“I need to go,” I mutter, turning on my heel and heading down the street without looking back.

“Damon, wait—!”

I don’t stop. I don’t turn around. Because if I do, I know I’ll fuck this up even more than I already have.

And I’m not sure either of us can handle that.

Roman

Thehouseisquietnow that the party’s over. Empty bottles and Red Solo cups litter the floor, and the faint smells of sweat and stale beer permeate the air. Kill said not to bother with cleaning because he’s gotten a team in to do it in the morning. Life of a trust fund baby, I guess.

I’m sitting on my bed, staring at the wall like it’s going to give me answers, but all it does is reflect how fucked up tonight was.

I shouldn’t have kissed him back.

I shouldn’t have wanted to.

But I did and now I can’t stop thinking about his lips on mine, the way his hand felt around my throat, his body pinning me to that wall. And the way his voice dropped when he told me he hated me, but kissed me like he meant the opposite. Now I’m sitting with this bite mark on my shoulder—a display of ownership I never asked for.

I drag a hand down my face, groaning. “What the fuck is wrong with you, Roman?”

It’s not just that Damon is Caleb’s brother. Caleb was my first love, my first everything, and I’ve spent the last two years trying to come to terms with how it ended. With howheended.

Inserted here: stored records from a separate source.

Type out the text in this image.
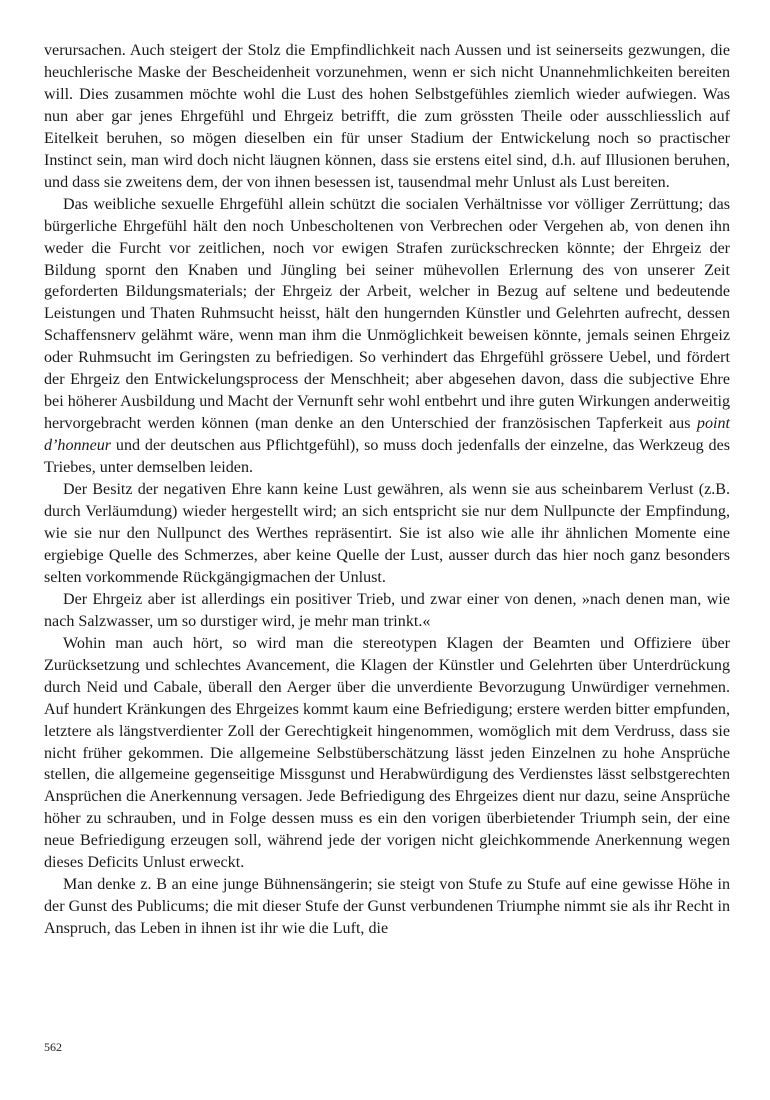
verursachen. Auch steigert der Stolz die Empfindlichkeit nach Aussen und ist seinerseits gezwungen, die heuchlerische Maske der Bescheidenheit vorzunehmen, wenn er sich nicht Unannehmlichkeiten bereiten will. Dies zusammen möchte wohl die Lust des hohen Selbstgefühles ziemlich wieder aufwiegen. Was nun aber gar jenes Ehrgefühl und Ehrgeiz betrifft, die zum grössten Theile oder ausschliesslich auf Eitelkeit beruhen, so mögen dieselben ein für unser Stadium der Entwickelung noch so practischer Instinct sein, man wird doch nicht läugnen können, dass sie erstens eitel sind, d.h. auf Illusionen beruhen, und dass sie zweitens dem, der von ihnen besessen ist, tausendmal mehr Unlust als Lust bereiten.

Das weibliche sexuelle Ehrgefühl allein schützt die socialen Verhältnisse vor völliger Zerrüttung; das bürgerliche Ehrgefühl hält den noch Unbescholtenen von Verbrechen oder Vergehen ab, von denen ihn weder die Furcht vor zeitlichen, noch vor ewigen Strafen zurückschrecken könnte; der Ehrgeiz der Bildung spornt den Knaben und Jüngling bei seiner mühevollen Erlernung des von unserer Zeit geforderten Bildungsmaterials; der Ehrgeiz der Arbeit, welcher in Bezug auf seltene und bedeutende Leistungen und Thaten Ruhmsucht heisst, hält den hungernden Künstler und Gelehrten aufrecht, dessen Schaffensnerv gelähmt wäre, wenn man ihm die Unmöglichkeit beweisen könnte, jemals seinen Ehrgeiz oder Ruhmsucht im Geringsten zu befriedigen. So verhindert das Ehrgefühl grössere Uebel, und fördert der Ehrgeiz den Entwickelungsprocess der Menschheit; aber abgesehen davon, dass die subjective Ehre bei höherer Ausbildung und Macht der Vernunft sehr wohl entbehrt und ihre guten Wirkungen anderweitig hervorgebracht werden können (man denke an den Unterschied der französischen Tapferkeit aus point d’honneur und der deutschen aus Pflichtgefühl), so muss doch jedenfalls der einzelne, das Werkzeug des Triebes, unter demselben leiden.

Der Besitz der negativen Ehre kann keine Lust gewähren, als wenn sie aus scheinbarem Verlust (z.B. durch Verläumdung) wieder hergestellt wird; an sich entspricht sie nur dem Nullpuncte der Empfindung, wie sie nur den Nullpunct des Werthes repräsentirt. Sie ist also wie alle ihr ähnlichen Momente eine ergiebige Quelle des Schmerzes, aber keine Quelle der Lust, ausser durch das hier noch ganz besonders selten vorkommende Rückgängigmachen der Unlust.

Der Ehrgeiz aber ist allerdings ein positiver Trieb, und zwar einer von denen, »nach denen man, wie nach Salzwasser, um so durstiger wird, je mehr man trinkt.«

Wohin man auch hört, so wird man die stereotypen Klagen der Beamten und Offiziere über Zurücksetzung und schlechtes Avancement, die Klagen der Künstler und Gelehrten über Unterdrückung durch Neid und Cabale, überall den Aerger über die unverdiente Bevorzugung Unwürdiger vernehmen. Auf hundert Kränkungen des Ehrgeizes kommt kaum eine Befriedigung; erstere werden bitter empfunden, letztere als längstverdienter Zoll der Gerechtigkeit hingenommen, womöglich mit dem Verdruss, dass sie nicht früher gekommen. Die allgemeine Selbstüberschätzung lässt jeden Einzelnen zu hohe Ansprüche stellen, die allgemeine gegenseitige Missgunst und Herabwürdigung des Verdienstes lässt selbstgerechten Ansprüchen die Anerkennung versagen. Jede Befriedigung des Ehrgeizes dient nur dazu, seine Ansprüche höher zu schrauben, und in Folge dessen muss es ein den vorigen überbietender Triumph sein, der eine neue Befriedigung erzeugen soll, während jede der vorigen nicht gleichkommende Anerkennung wegen dieses Deficits Unlust erweckt.

Man denke z. B an eine junge Bühnensängerin; sie steigt von Stufe zu Stufe auf eine gewisse Höhe in der Gunst des Publicums; die mit dieser Stufe der Gunst verbundenen Triumphe nimmt sie als ihr Recht in Anspruch, das Leben in ihnen ist ihr wie die Luft, die

562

I lean back against the headboard and grab my phone from the nightstand. My chest feels tight as I open the gallery with a specific set of pictures that I keep hidden—pictures of Caleb and me.

There’s one of us from sophomore year, sitting on the hood of his old Jeep with beers in hand, both of us grinning like idiots. Another from that summer, the two of us by the lake, his arm slung around my shoulders like it was the most natural thing in the world.

I keep scrolling, my chest tightening with every photo. There’s one from prom, the two of us in our suits, grinning at the camera like the world was ours. I remember that night so vividly—how we snuck out early, ditching the afterparty to drive aimlessly until we ended up at our favorite diner.

God, he had the best laugh. The kind that could make you feel like everything was going to be okay, even when it wasn’t.

I swipe to the next picture, and it’s one I’ve avoided looking at for months. It’s just Caleb, sitting on the hood of his Jeep with that easygoing smile on his face, sunglasses perched on his nose. He always kept his hair short on the sides and longer on top, but he started growing it out before this. I took this picture without him knowing, and it’s one of my favorites.

They’re all the same—full of life, full of him.

Then they stop.

Because that’s the thing about losing someone. The pictures end, but the memories don’t.

Now they rush in uninvited. Caleb’s voice, his laugh, the way he used to call me out on my bullshit but always had my back. The way he kissed me that first time like he’d been waiting forever to do it.

And then the worst memory of all—the day I lost him.

I couldn’t sleep that night and Caleb had said goodnight to me early, saying he was tired and would see me tomorrow. I’d been staring at my ceiling for hours after another fight with my dad that ended in a split lip and bruised rib; the quiet of my room was too loud and suffocating. Caleb always knew how to quiet the noise in my head even when he wasn’t saying anything.

So, like I’d done a hundred times before, I climbed out of my window and made my way down the street to his house. He only lived six doors down, and even though it was cold as fuck out, I didn’t care. I needed to see my boy.

Caleb always kept his bedroom window unlocked for me. His parents never checked on him late at night, they just assumed he was asleep, doing everything right and being the perfect son they raised him to be.

They didn’t know he wasn’t their version of perfect.

They didn’t know we’d spent months sneaking into each other’s rooms, they had no idea that we were more than just best friends who grew up together.

No one knew because Caleb’s father made damn sure he couldn’t be anything other than what he wanted—a good, God-fearing son who’d grow up to marry the perfect girl and lead the perfect life. His mom, who treated me like her own, never had a say.

I climbed up the ladder left by the window and slipped through it onto his balcony like always, my foot landing softly on the carpet. His room was dark, but there was just enough moonlight streaming through the blinds to see. My breath caught, my whole body freezing as I registered the shape in front of me.

Caleb was hanging from a makeshift noose above his bed; the rope attached to the rafters from where his LED lights were usually wrapped around.